En conscience aussi de se retrouver dans un nouvel environnement où le positionnement politique peut vous poursuivre un long moment, même si tous nos anciens pros ont expliqué que les élections municipales, ça va au-delà de la politique. C’est de l’investissement local où les frontières politiques sont réduites. « A notre niveau, ce qui est important, c’est de rassembler le maximum de personnes pour travailler pour un projet sur la commune, indique Marie-Hélène Mathieu. Et toutes les sensibilités sont les bienvenues. »

« Franchement, ça ne m’a pas effleuré l’esprit d’être catégorisé, explique Guy Accocceberry. Il m’a mis à l’aise en me disant qu’il n’attendait pas que je prenne une carte de son parti. Il faisait appel à moi pour mes compétences dans le sport et ce que j’avais fait dans le sport. »

Les sportifs cantonnés au sport

Pour les sportifs, se pose aussi la question de la légitimité de se retrouver à une fonction inconnue en cas d’élection de la tête de liste, même s’ils restent, la plupart du temps dans un domaine qu’ils maîtrisent bien : le sport, la vie associative et la jeunesse. « Il y a pas mal de choses que j’ai découvertes en étant au conseil municipal, se rappelle Sidney Govou, très présent en début de mandat avant de délaisser un peu son poste en raison de son métier de consultant.

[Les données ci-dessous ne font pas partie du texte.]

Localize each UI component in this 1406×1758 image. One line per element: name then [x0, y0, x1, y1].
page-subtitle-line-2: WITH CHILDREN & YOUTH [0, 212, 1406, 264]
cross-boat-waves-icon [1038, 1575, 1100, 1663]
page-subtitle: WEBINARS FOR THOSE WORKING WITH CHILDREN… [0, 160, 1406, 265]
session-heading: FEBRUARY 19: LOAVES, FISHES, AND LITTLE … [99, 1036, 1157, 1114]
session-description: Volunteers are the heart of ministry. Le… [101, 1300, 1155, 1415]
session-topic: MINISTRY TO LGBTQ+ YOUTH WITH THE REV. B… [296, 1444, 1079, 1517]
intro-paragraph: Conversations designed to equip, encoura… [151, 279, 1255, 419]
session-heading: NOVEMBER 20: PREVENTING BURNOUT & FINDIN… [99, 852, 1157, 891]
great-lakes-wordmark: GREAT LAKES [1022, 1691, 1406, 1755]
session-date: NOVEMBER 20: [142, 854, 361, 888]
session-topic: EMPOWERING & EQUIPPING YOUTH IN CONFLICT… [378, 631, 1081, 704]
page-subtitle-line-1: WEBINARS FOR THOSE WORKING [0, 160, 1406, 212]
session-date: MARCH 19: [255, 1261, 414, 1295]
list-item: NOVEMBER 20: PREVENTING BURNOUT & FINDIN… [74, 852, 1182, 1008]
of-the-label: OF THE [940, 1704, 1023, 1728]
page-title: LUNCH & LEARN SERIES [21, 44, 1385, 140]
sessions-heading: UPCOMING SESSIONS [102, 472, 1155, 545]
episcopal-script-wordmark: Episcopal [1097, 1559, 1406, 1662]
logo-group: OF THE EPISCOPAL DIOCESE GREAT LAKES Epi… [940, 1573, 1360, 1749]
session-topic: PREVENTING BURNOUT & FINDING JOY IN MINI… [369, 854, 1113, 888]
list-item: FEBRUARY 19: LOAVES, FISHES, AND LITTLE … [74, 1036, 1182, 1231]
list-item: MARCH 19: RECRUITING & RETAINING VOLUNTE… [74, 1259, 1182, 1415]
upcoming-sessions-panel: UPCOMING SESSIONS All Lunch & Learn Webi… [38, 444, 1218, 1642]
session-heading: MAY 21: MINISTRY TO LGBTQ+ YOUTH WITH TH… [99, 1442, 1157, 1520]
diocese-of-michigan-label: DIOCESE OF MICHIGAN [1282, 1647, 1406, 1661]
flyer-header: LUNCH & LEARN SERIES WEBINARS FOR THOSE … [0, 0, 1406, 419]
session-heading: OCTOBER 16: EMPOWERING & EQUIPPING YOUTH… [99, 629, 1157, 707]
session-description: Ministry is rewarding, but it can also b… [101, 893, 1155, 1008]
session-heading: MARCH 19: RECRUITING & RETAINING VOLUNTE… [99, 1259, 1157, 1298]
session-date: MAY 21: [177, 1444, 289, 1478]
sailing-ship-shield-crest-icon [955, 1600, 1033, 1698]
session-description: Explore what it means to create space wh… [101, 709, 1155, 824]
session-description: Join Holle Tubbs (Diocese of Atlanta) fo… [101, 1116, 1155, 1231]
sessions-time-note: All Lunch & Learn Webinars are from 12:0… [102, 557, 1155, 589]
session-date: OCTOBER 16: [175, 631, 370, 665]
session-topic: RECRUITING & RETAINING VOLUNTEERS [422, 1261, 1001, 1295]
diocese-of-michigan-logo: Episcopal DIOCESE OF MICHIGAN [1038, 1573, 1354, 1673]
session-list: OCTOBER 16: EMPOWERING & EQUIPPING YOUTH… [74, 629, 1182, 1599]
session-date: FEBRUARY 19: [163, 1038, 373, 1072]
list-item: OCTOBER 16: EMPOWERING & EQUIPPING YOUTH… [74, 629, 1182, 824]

Après, je n’ai pas été impactant sur ce que je ne connaissais pas, je pense qu’il faut aussi rester à sa place. »

« On a chacun nos domaines de compétences, en plus de nos appétences, ajoute David Gérard. Je suis un passionné de sport, je suis entraîneur d’une équipe nationale de rugby et si je m’implique, c’est sur un sujet que je connais. Je ne sortirai pas des sentiers battus à m’inventer des carrières sur d’autres sujets, il y a des gens beaucoup plus compétents que moi. »

Avec l’espoir, au bout, de redonner notamment ses lettres de noblesse au sport, souvent sacrifié sur l’autel des budgets, comme à l’échelle nationale après les Jeux olympiques de Paris 2024. Si la présence de sportifs de haut niveau peut permettre de sanctuariser cet engagement de la ville dans le sport, ils auront au moins gagné quelque chose.

*Contactés, plusieurs sportifs et politiques de gauche n’ont pas répondu à nos sollicitations.